Um genau solchen Possen auf europäischem Boden entgegenzuwirken, entschied sich wohl die europäische Polizeibehörde Europol bei einer Pressekonferenz am Montag dieser Woche in Den Haag dazu, mit weiteren Ergebnissen aus ihren Jahrelangen Ermittlungen ans Licht der Öffentlichkeit zu drängen. Und die Zahlen, die der Europol-Präsident Rob Wainwright zu bieten hat, sind in der Tat beeindruckend: Zwischen 2008 und 2011 wurden von Europol 380 manipulierte Spiele wahrgenommen. Bei etwa der Hälfte der 300 neuen verdächtigen Begegnungen liegen mittlerweile genügend Beweismaterial vor, dass auch diese den Weg vors Gericht machen werden.
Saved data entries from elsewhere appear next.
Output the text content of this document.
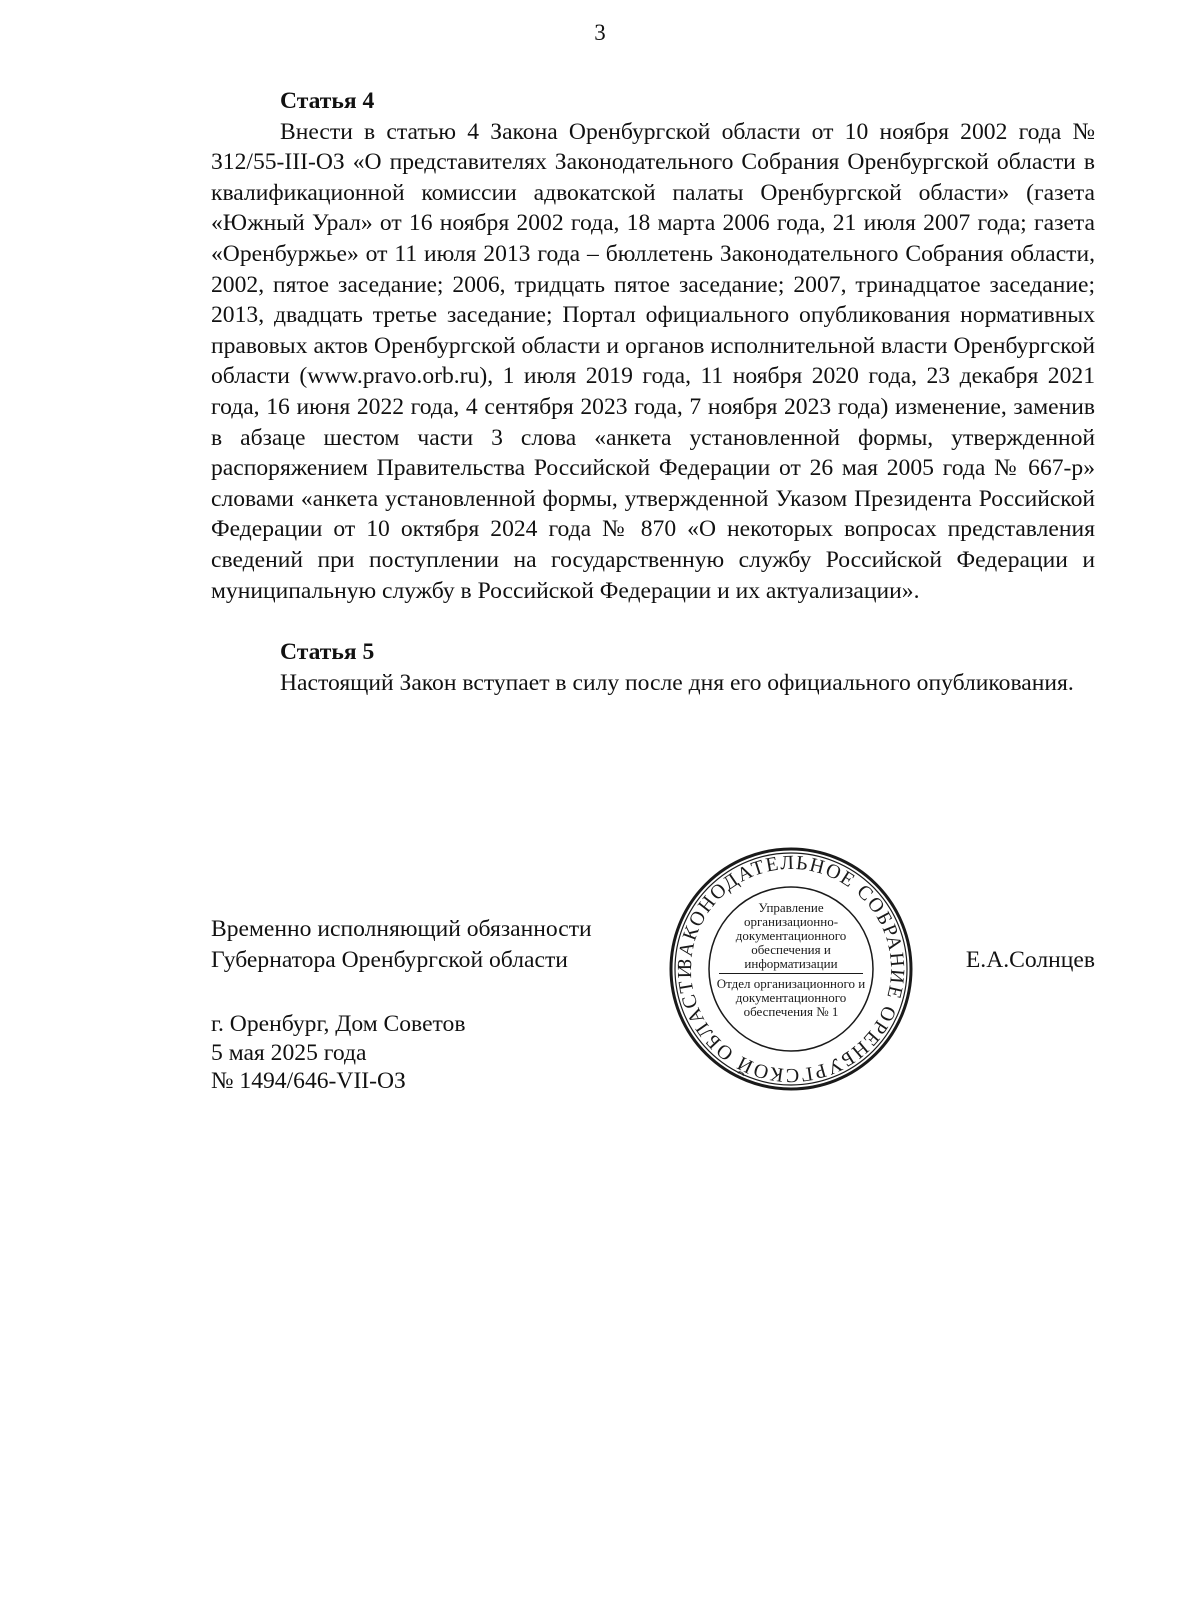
3
Статья 4

Внести в статью 4 Закона Оренбургской области от 10 ноября 2002 года № 312/55-III-ОЗ «О представителях Законодательного Собрания Оренбургской области в квалификационной комиссии адвокатской палаты Оренбургской области» (газета «Южный Урал» от 16 ноября 2002 года, 18 марта 2006 года, 21 июля 2007 года; газета «Оренбуржье» от 11 июля 2013 года – бюллетень Законодательного Собрания области, 2002, пятое заседание; 2006, тридцать пятое заседание; 2007, тринадцатое заседание; 2013, двадцать третье заседание; Портал официального опубликования нормативных правовых актов Оренбургской области и органов исполнительной власти Оренбургской области (www.pravo.orb.ru), 1 июля 2019 года, 11 ноября 2020 года, 23 декабря 2021 года, 16 июня 2022 года, 4 сентября 2023 года, 7 ноября 2023 года) изменение, заменив в абзаце шестом части 3 слова «анкета установленной формы, утвержденной распоряжением Правительства Российской Федерации от 26 мая 2005 года № 667-р» словами «анкета установленной формы, утвержденной Указом Президента Российской Федерации от 10 октября 2024 года № 870 «О некоторых вопросах представления сведений при поступлении на государственную службу Российской Федерации и муниципальную службу в Российской Федерации и их актуализации».

Статья 5

Настоящий Закон вступает в силу после дня его официального опубликования.

Временно исполняющий обязанности
Губернатора Оренбургской области	Е.А.Солнцев
г. Оренбург, Дом Советов
5 мая 2025 года
№ 1494/646-VII-ОЗ
ЗАКОНОДАТЕЛЬНОЕ СОБРАНИЕ ОРЕНБУРГСКОЙ ОБЛАСТИ
Управление организационно-документационного обеспечения и информатизации
Отдел организационного и документационного обеспечения № 1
Wohlgemerkt, die Rede ist hier nicht mehr von Kavaliersdelikten sondern Schwerstkriminalität per se. Es treten höchste professionelle, vernetzte Strukturen hervor, deren Spuren bis zu Syndikaten nach Asien führen. Es ist also kein Märchen mehr: Die asiatische Wettmafia schickt tatsächlich zwecks Manipulation von Fußballspielen Mittelsmänner und Spieler nach Europa. Die von Fifa und Uefa eingeführten Frühwarnsysteme haben ihre Wirkung verfehlt. Es stehen tiefschneidende Veränderungen in den Fußballkörperschaften bevor, so vermutet man.